Infrared radiation does not enhance the frequency of ultraviolet radiation-induced skin tumors, but their growth behaviour in mice

• Published in: Experimental dermatology Vol. 20; no. 4; pp. 346 - 350
• Main Authors: Jantschitsch, Christian, Weichenthal, Michael, Maeda, Akira, Proksch, Ehrhardt, Schwarz, Thomas, Schwarz, Agatha
• Format: Journal Article
• Language: English
• Published: Oxford, UK Blackwell Publishing Ltd 01.04.2011; Blackwell
• Subjects: Animals; Biological and medical sciences; carcinogenesis; Carcinoma, Squamous Cell - etiology; Carcinoma, Squamous Cell - pathology; Cell Proliferation; Cell Transformation, Neoplastic - radiation effects; Dermatology; DNA Damage; Female; Genes, p53 - genetics; infrared radiation; Infrared Rays - adverse effects; Kaplan-Meier Estimate; Ki-67 Antigen - metabolism; Medical sciences; Mice; Mice, Inbred C57BL; Mutation; Neoplasms, Radiation-Induced - etiology; Neoplasms, Radiation-Induced - pathology; Sarcoma - etiology; Sarcoma - pathology; Skin Neoplasms - etiology; Skin Neoplasms - pathology; Sunlight - adverse effects; Tumor Cells, Cultured; ultraviolet radiation; Ultraviolet Rays - adverse effects; Vertebrata; Ultraviolet radiation; Mammalia; Mouse; Dermatology; Animal; Rodentia; Skin; infrared radiation; Malignant tumor; Carcinogenesis; Cancer
• ISSN: 0906-6705; 1600-0625
• DOI: 10.1111/j.1600-0625.2011.01257.x

:  There is increasing concern about the interaction between infrared radiation (IR) and ultraviolet radiation (UVR) with regard to carcinogenesis because prolonged solar exposure is associated with an increased cumulative load not only of UVR but also of IR. We recently demonstrated that IR‐pretreatment reduces UVR‐induced apoptosis.

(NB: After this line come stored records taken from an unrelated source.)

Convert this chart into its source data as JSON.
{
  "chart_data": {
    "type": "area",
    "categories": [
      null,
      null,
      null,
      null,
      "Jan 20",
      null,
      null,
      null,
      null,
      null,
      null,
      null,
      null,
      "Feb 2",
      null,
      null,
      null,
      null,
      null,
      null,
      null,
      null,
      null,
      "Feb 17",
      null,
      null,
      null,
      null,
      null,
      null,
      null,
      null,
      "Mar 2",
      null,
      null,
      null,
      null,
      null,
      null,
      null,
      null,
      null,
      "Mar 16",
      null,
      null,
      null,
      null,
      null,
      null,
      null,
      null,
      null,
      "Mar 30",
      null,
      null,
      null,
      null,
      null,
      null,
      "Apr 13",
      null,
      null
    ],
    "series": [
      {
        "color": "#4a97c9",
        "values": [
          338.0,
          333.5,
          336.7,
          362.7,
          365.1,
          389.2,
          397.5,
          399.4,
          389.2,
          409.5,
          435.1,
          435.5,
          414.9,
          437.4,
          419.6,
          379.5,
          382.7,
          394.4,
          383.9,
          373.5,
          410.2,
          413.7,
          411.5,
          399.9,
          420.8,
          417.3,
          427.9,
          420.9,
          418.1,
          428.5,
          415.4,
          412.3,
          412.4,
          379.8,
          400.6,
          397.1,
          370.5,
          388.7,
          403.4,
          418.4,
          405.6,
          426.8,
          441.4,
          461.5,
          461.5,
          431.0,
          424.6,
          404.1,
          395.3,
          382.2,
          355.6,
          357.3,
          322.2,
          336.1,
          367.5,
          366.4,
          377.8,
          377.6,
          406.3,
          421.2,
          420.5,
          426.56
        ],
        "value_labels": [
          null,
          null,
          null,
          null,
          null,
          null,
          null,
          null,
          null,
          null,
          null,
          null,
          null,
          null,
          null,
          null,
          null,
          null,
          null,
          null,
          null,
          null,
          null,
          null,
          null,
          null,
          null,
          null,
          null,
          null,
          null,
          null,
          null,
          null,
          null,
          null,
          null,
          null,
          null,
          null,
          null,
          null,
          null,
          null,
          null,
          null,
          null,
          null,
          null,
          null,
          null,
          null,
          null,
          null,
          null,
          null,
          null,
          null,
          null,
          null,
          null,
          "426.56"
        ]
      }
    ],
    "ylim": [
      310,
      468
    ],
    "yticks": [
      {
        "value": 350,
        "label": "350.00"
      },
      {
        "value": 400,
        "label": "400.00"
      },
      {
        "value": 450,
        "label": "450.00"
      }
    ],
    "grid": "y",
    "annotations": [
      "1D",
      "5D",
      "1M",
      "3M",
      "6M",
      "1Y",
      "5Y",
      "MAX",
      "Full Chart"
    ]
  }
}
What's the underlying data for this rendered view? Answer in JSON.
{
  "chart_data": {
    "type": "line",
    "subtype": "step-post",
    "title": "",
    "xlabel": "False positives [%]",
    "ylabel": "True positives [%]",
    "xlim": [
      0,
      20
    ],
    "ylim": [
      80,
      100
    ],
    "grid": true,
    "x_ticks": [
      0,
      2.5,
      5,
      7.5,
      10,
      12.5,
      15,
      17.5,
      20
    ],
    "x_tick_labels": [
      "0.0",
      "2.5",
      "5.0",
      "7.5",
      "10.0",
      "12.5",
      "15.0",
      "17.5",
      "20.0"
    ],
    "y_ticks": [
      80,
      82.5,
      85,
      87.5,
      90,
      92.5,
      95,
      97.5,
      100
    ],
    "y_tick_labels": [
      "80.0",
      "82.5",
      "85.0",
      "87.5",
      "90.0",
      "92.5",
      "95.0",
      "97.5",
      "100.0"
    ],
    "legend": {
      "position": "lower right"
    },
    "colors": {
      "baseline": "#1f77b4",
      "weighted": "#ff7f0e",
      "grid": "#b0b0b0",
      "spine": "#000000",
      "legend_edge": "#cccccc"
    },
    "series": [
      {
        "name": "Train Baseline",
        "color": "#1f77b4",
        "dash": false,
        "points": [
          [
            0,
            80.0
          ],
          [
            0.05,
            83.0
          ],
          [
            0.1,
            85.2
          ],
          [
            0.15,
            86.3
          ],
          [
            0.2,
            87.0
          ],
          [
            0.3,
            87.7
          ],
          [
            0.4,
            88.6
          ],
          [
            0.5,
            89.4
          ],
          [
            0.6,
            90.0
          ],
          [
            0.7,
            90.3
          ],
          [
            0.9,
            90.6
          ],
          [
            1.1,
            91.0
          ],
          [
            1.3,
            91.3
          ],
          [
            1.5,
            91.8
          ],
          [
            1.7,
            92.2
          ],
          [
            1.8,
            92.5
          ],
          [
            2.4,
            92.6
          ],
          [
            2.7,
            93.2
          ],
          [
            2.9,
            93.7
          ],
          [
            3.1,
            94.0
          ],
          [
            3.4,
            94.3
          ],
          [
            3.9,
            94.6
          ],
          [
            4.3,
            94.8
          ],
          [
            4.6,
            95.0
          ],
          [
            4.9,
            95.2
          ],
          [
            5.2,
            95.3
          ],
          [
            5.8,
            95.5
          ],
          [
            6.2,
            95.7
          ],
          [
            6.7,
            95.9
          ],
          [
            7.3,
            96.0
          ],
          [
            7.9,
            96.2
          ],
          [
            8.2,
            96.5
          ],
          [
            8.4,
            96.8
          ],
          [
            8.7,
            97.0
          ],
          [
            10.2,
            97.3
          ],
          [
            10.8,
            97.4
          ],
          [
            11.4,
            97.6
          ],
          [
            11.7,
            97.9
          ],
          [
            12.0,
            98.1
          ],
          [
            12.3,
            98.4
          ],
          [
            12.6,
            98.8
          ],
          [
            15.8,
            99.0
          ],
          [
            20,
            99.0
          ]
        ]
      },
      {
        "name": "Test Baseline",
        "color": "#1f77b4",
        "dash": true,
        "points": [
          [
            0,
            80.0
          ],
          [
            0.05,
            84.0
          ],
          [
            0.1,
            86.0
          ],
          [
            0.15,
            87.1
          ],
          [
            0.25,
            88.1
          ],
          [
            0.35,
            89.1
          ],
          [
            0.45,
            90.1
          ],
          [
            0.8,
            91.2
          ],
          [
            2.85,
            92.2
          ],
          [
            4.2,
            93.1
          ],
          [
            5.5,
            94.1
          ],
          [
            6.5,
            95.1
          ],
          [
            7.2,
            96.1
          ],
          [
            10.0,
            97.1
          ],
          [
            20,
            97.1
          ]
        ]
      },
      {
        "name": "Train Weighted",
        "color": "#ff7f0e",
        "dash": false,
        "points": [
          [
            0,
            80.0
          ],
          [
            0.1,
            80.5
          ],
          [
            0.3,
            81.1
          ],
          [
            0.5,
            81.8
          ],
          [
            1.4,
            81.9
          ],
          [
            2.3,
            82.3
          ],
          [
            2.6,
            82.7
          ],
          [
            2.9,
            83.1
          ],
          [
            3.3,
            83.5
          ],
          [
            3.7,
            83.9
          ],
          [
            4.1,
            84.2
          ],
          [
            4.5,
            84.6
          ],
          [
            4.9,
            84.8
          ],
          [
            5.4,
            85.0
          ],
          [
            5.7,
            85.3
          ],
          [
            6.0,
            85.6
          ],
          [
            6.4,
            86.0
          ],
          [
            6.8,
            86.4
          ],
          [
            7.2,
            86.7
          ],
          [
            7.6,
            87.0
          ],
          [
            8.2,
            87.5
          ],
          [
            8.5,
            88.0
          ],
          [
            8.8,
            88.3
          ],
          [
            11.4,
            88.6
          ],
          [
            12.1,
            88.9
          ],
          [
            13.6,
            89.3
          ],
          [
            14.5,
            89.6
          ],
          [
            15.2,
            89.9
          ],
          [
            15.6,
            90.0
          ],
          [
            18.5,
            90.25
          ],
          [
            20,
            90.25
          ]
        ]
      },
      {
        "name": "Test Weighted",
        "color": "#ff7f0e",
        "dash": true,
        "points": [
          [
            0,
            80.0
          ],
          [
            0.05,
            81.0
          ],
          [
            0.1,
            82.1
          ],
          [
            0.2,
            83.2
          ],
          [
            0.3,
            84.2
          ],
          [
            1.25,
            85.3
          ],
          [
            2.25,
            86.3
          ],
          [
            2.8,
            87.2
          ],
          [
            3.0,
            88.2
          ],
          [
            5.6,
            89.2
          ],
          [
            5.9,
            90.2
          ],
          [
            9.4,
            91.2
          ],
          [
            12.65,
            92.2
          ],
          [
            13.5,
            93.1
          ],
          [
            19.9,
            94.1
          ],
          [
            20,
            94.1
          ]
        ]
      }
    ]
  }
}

As this might support the survival of UVR‐damaged cells and thus carcinogenesis, we performed an in vivo photocarcinogenesis study. One group of mice were treated with IR prior to each UVR exposure; additional groups were treated with IR or UVR alone. IR alone did not induce skin cancer. UVR‐induced tumor formation was not enhanced in IR‐pretreated mice, but, in contrast, seemed to occur with delay. This correlated with a reduction of p53 mutated clones in the skin. However, once developed, tumors in IR‐pretreated mice grew faster which was confirmed by their enhanced Ki‐67 expression. The enhanced aggressiveness of tumors derived from IR‐pretreated mice was associated with a higher prevalence of sarcomas than epithelial tumors. Hence, the impact of IR on UVR‐induced carcinogenesis has to be interpreted with caution. Although IR may delay the onset of UVR‐induced tumors, it might contribute to a worse outcome by shifting these tumors into a more aggressive phenotype.